Autant d’espèce pour lesquelles Life Stop Extinction veut mettre en place une véritable stratégie anti-extinction. Notamment en créant des « populations de sécurité » : « par exemple, il y a un projet pour essayer de les faire vivre en captivité pour, à terme, pouvoir relâcher dans la nature. Et donc il y a ces actions-là, il y a beaucoup de sensibilisation qui sera faite aussi », explique Chloé Brown, chargée de communication de Manu. « Il y a des projets de translocation d’oiseaux : le Monarque de Tahiti sur Mehetia, la Gallicolombe sur d’autres îles des Tuamotu. On a le Ptilope de Rapa aussi ; on veut créer un sanctuaire pour eux. Donc voilà, beaucoup d’actions autour de ça et surtout de contrôle et d’éradication des espèces invasives. »

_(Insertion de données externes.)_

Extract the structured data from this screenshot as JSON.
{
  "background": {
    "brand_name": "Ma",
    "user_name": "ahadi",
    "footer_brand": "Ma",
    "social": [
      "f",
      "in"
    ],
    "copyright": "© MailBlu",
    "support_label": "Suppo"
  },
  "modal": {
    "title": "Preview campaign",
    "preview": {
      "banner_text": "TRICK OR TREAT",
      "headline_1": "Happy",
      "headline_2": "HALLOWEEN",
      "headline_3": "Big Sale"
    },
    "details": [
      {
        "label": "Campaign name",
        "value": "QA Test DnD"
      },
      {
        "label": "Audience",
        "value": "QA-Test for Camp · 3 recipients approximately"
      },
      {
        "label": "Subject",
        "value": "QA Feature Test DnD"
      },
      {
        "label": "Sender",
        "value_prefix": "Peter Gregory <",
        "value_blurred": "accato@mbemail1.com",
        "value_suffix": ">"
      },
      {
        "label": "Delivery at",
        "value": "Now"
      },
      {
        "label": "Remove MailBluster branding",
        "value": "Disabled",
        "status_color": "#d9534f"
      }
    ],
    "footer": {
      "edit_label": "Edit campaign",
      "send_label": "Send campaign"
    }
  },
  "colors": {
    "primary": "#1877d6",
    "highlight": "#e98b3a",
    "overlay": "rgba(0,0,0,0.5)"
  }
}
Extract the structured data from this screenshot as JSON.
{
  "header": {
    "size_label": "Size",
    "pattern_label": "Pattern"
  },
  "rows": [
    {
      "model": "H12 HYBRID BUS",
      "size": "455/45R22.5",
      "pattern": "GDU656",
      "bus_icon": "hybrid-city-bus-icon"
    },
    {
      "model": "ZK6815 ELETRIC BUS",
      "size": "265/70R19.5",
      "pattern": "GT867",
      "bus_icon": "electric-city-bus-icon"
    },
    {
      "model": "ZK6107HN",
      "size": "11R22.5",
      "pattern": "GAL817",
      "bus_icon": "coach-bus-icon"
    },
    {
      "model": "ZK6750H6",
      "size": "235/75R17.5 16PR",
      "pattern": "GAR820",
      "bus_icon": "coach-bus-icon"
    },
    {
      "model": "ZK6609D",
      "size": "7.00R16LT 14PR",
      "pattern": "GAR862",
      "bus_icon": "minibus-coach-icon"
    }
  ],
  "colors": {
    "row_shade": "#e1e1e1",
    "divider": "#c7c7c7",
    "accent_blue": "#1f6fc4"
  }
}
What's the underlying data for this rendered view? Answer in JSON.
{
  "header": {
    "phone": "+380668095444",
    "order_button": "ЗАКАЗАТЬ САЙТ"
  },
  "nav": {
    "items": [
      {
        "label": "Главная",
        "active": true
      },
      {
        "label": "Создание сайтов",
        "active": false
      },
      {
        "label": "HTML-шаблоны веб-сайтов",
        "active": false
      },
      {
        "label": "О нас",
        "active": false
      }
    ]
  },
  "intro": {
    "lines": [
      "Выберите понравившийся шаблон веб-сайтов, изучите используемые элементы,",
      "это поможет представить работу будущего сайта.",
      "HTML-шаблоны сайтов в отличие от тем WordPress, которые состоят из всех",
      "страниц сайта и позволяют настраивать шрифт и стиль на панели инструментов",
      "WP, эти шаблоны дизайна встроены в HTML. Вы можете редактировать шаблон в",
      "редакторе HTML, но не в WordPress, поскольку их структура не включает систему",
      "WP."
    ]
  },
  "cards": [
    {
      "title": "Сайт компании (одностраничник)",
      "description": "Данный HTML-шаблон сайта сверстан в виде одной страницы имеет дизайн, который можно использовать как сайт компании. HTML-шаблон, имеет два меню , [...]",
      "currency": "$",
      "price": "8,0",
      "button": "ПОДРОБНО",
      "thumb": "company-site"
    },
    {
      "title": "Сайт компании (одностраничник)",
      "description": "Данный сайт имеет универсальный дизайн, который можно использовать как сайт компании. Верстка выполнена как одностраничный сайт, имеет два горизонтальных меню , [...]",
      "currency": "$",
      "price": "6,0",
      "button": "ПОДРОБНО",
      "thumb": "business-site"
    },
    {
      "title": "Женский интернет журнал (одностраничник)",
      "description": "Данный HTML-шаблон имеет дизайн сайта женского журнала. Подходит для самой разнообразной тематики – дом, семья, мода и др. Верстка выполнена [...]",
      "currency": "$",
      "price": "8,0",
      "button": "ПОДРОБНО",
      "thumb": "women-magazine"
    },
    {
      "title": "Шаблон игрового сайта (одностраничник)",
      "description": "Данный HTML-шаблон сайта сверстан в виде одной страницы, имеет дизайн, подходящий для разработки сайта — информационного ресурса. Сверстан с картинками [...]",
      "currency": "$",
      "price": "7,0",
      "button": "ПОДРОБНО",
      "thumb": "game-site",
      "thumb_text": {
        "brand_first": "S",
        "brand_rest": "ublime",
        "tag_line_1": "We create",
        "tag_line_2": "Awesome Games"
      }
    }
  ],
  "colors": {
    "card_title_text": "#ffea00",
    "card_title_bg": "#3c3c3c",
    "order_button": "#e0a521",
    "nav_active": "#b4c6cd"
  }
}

Parmi les cinq espèces ciblées, le Monarque de Fatu Hiva occupe une place importante. En plus des menaces liées aux prédateurs, cette espèce fait face à une redoutable ennemie : la malaria aviaire, une maladie transmise par les moustiques. « Cette maladie est une des raisons pour lesquelles cette espèce est si gravement menacée. Elle empêche les jeunes oiseaux de survivre. Ils naissent, mais meurent après quelques jours », précise encore Chloé Brown.

Un moustique stérile contre la Malaria aviaire

Pour lutter contre ce fléau, l’Institut Louis-Malardé, l’ILM, va lui aussi jouer un rôle. Selon le docteur Hervé Bossin, directeur du laboratoire d’entomologie médicale, des solutions innovantes sont en cours d’élaboration. « On va, dans un premier stade, identifier les gîtes larvaires et puis apporter notre savoir-faire. À l’Institut Malardé, on a développé des stratégies innovantes de lâchers de moustiques mâles stériles. L’idée, c’est d’associer à la fois l’élimination de ces gîtes larvaires avec des lâchers de moustiques mâles stériles. On se donne à peu près deux ans pour développer la stratégie et démontrer qu’elle est efficace avant de pouvoir la mettre en œuvre à Fatu Hiva, avec l’espoir de pouvoir protéger ces oiseaux contre les piqûres de ce moustique. »

Les efforts engagés par Manu depuis 1992 commencent selon ses membres à porter leurs fruits avec par exemple le Monarque de Tahiti qui est passé de 21 à 150 individus en 20 ans. Mais les défis restent immenses, car au-delà de la survie des espèces, il s’agit aussi de préserver « l’équilibre fragile » des écosystèmes polynésiens. « Les oiseaux ne sont pas seulement beaux ou emblématiques. Ils jouent un rôle vital : ils disséminent les graines, nourrissent les mers et maintiennent l’équilibre naturel de nos îles. Leur disparition serait une catastrophe pour la biodiversité et pour nous », conclut Chloé Brown.